More research needed

Sykes — whose research has not yet been published in any peer-reviewed journal — stops short of saying that the Himalayas are home to an ancient breed of polar bear. "There's more work to be done on interpreting the results. I don't think it means there are ancient polar bears wandering around the Himalayas," he told the Telegraph.

"It could mean there is a subspecies of brown bear in the High Himalayas descended from the bear that was the ancestor of the polar bear," Sykes added. "Or it could mean there has been more recent hybridization between the brown bear and the descendant of the ancient polar bear."

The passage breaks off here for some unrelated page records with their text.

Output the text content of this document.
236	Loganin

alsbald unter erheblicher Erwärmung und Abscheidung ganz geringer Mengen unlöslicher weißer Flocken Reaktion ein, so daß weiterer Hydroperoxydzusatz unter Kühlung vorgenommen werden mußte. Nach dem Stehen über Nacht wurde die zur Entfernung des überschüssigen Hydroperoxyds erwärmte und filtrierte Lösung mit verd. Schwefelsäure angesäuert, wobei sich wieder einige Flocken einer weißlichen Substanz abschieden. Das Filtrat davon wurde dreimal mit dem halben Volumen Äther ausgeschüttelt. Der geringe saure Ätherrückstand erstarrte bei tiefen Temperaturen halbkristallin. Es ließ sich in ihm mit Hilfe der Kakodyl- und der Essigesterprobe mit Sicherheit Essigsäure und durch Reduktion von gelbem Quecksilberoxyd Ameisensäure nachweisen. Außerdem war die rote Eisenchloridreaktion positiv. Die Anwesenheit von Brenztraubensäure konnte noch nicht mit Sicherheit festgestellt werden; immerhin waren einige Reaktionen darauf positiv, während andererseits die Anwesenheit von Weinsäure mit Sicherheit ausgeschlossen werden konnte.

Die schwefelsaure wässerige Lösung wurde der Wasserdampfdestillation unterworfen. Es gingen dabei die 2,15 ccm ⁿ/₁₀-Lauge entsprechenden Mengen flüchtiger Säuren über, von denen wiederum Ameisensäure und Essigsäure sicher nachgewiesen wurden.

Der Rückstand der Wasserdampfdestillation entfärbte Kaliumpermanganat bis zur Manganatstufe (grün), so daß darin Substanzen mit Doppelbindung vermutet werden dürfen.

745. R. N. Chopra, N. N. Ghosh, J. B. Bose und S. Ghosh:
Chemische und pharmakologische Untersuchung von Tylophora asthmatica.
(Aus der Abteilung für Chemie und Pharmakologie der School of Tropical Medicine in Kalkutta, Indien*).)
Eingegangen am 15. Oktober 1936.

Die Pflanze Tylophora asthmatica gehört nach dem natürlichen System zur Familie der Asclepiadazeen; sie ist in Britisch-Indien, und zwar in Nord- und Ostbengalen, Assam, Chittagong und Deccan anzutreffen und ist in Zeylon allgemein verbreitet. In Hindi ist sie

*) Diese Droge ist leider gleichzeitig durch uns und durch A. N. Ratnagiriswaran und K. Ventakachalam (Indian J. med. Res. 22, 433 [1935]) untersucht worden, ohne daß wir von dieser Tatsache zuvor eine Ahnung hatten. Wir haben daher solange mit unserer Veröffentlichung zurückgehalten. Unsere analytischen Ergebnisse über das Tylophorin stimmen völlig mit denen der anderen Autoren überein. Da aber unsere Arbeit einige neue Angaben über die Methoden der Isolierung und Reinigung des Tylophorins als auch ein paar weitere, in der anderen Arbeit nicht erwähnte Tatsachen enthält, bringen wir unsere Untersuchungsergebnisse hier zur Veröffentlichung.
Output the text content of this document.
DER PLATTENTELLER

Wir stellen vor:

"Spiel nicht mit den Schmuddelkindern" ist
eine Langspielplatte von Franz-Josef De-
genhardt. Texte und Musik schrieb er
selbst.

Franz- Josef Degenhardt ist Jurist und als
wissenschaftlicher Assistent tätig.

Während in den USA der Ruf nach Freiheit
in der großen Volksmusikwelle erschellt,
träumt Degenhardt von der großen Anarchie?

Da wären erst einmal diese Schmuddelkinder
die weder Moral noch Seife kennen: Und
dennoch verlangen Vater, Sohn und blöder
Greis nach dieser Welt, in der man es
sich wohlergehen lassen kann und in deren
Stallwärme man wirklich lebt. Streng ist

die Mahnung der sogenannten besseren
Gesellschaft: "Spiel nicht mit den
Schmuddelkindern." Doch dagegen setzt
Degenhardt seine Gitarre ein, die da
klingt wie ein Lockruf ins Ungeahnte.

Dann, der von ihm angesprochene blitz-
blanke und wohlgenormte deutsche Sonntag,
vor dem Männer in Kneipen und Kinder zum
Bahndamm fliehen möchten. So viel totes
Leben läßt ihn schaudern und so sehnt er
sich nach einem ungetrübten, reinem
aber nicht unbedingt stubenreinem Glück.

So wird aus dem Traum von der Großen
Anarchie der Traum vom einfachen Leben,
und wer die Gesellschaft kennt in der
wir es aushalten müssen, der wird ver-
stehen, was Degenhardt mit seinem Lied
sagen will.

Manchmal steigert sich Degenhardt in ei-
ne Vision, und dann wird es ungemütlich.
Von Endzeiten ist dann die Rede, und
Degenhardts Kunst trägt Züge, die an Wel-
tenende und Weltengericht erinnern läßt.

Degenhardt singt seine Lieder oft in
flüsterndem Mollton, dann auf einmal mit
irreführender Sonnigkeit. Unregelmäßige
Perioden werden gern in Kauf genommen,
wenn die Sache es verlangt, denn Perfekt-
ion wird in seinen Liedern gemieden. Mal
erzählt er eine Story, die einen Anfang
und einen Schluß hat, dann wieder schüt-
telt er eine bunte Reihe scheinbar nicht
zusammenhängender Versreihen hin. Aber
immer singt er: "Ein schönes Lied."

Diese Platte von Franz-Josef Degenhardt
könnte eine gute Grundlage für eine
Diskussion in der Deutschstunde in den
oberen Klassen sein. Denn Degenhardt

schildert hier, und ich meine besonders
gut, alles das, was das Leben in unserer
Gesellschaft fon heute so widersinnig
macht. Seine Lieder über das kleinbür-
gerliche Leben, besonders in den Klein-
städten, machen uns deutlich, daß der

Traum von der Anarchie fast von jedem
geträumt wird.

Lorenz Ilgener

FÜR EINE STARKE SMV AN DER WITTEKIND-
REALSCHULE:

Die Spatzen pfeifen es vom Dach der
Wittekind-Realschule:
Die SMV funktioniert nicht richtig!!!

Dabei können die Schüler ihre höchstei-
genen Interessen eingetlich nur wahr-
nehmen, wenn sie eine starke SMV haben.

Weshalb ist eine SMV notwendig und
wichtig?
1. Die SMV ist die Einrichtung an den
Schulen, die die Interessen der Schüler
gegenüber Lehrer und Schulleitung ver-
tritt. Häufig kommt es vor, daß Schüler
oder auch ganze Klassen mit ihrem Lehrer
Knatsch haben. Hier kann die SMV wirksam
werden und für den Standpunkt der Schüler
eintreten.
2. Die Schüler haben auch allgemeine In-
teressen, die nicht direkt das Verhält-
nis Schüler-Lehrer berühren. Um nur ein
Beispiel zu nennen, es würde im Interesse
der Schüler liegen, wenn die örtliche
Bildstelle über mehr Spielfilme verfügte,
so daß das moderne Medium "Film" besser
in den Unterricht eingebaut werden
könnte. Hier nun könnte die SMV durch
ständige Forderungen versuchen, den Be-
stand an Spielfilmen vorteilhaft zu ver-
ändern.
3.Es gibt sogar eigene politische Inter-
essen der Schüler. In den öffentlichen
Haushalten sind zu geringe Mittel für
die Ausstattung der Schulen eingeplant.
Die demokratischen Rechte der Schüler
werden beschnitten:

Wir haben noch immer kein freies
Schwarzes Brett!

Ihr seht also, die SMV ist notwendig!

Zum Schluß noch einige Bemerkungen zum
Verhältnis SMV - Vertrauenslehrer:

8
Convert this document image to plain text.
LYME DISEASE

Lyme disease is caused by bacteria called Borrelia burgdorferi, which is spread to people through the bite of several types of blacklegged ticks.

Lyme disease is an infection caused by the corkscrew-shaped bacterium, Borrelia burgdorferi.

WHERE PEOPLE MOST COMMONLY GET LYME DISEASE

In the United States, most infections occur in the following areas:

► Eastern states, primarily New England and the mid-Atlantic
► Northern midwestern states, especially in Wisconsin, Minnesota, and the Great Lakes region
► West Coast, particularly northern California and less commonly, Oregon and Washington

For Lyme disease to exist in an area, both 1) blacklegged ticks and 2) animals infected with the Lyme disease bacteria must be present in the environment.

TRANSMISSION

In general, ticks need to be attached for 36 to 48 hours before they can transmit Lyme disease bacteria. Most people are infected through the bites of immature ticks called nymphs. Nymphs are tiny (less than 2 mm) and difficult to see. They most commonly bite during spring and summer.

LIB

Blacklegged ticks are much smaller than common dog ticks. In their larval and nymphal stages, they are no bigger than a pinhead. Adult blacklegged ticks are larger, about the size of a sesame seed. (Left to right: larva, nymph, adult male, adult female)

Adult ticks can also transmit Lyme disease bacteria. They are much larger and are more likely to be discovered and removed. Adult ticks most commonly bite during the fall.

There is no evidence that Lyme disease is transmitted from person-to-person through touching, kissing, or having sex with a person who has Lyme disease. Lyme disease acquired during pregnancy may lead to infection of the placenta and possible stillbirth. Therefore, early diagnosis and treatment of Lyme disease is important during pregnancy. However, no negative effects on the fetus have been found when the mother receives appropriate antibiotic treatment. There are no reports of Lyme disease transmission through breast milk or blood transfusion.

Scientists recently discovered that polar bears and brown bears are more closely related than was previously thought. Mitochondrial DNA analysis from 2011 suggested that brown bears from Ireland may have given rise to the modern polar bear, but more recent research finds that — due to a long history of interbreeding — the genetic lines of polar bears and brown bears are muddled at best.

Though further study is needed to determine whether or not a yeti actually exists, Sykes' research is "much better science" than most other yeti investigations, Benjamin Radford, LiveScience's Bad Science columnist and deputy editor of Skeptical Inquirer magazine, told LiveScience.

"What's different about the Sykes study is that he's using good science and genetic testing," Radford added. "It is certainly much more plausible that a bear was mistaken for a Yeti than that there exists a giant, bipedal hominid race that no one has discovered!"